- Pará teve queda de 54% no desmatamento entre agosto de 2025 e fevereiro de 2026, indo de aproximadamente 863 km² para cerca de 400 km².
- Mesmo assim, o estado continua no topo do ranking de desmatamento na Amazônia Legal.
- Na Amazônia, o desmatamento caiu 42% no segundo mês de 2026, de 119 km² em 2025 para 69 km².
- Fevereiro registrou a menor área desmatada para o mês em oito anos, segundo o Sistema de Alerta de Desmatamento (SAD) do Imazon.
- Em agosto de 2025, o Amazonas publicou um decreto que reduziu a reserva legal de 80% para até 50%, o que gerou críticas por alegada fragilização das proteções ambientais.
O Pará registrou uma queda de 54% no desmatamento entre agosto de 2025 e fevereiro de 2026, com cerca de 400 km² de floresta derrubados, ante 863 km² no período anterior. Ainda assim, o estado fica no topo do ranking entre os que mais desmatam na Amazônia.
A redução acompanhou a tendência do bioma, que teve queda de 42% no mesmo intervalo. A área desmatada na Amazônia Legal caiu de 119 km² em 2025 para 69 km² em 2026, preservando aproximadamente 5 mil campos de futebol por mês.
Segundo o Sistema de Alerta de Desmatamento (SAD), do Imazon, fevereiro de 2026 teve a menor área derrubada para o mês em oito anos, desde 2017. Pesquisadores apontam ganhos na luta contra as mudanças climáticas e nas emissões de gases de efeito estufa.
Panorama dos estados
Amazonas e Acre também registraram reduções, com 200 km² e 190 km² desmatados, respectivamente, mantendo o Pará entre os três maiores desmatadores. Os três estados apresentaram queda de cerca de 32% na derrubada.

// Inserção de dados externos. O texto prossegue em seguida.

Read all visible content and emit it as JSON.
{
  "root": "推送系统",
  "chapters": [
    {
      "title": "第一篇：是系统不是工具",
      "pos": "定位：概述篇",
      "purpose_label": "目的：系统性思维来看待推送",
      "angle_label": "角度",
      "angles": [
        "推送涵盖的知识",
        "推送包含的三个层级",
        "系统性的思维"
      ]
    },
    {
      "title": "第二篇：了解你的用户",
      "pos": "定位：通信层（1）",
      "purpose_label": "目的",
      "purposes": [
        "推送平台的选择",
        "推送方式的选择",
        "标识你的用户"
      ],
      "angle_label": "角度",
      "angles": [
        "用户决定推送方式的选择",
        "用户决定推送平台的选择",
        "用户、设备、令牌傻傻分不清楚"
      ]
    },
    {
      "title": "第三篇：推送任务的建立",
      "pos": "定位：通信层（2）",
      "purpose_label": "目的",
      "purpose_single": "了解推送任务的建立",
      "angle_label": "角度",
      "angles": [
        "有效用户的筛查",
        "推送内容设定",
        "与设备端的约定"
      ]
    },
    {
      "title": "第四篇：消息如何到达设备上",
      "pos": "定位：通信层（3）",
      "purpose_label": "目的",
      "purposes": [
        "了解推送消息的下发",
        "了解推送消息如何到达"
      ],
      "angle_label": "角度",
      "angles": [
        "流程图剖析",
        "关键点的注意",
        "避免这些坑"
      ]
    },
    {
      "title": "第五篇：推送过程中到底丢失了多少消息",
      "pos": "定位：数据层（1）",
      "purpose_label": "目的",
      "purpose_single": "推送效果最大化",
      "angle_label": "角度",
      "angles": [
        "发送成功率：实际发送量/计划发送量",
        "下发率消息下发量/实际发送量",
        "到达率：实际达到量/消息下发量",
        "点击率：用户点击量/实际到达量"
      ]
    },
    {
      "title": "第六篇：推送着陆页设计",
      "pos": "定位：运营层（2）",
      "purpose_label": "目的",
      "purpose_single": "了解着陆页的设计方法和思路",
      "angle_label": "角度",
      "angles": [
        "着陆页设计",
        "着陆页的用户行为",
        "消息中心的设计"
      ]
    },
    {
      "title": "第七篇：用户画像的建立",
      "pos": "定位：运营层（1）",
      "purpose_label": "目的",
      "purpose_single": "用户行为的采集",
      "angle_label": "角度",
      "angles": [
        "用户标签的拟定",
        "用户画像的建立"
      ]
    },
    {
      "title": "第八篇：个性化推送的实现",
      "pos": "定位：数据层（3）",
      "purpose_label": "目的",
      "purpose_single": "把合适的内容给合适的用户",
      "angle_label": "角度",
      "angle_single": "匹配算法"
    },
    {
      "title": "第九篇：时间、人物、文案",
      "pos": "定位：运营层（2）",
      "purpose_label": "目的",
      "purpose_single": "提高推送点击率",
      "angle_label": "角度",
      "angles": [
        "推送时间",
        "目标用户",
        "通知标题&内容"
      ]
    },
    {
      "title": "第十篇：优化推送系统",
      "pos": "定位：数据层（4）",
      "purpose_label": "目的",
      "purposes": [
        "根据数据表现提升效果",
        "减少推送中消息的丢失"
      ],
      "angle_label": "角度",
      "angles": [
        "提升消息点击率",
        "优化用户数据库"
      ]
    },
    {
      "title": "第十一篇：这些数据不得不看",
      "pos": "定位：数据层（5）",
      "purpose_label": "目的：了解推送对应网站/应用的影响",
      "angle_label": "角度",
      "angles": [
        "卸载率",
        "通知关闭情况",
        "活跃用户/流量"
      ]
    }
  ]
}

Conta regulatória e contexto legal
A Reserva Legal é a área de vegetação nativa que deve ser preservada dentro de propriedades rurais, conforme o Código Florestal. Na Amazônia Legal, a preservação pode chegar a 80% da vegetação original.
Um decreto publicado em agosto de 2025 pelo governo do Amazonas reduziu a Reserva Legal de 80% para 50% em áreas de floresta, o que também alterou os requisitos de recomposição para os desmatadores. A norma aplica-se a partir da data de publicação, segundo o Observatório do Código Florestal.
A entidade criticou o decreto, afirmando que ele fragiliza a proteção da floresta e beneficia quem desmatou de forma irregular. A CNN Brasil solicitou posicionamentos aos governos do Amazonas e do Pará e aguarda resposta.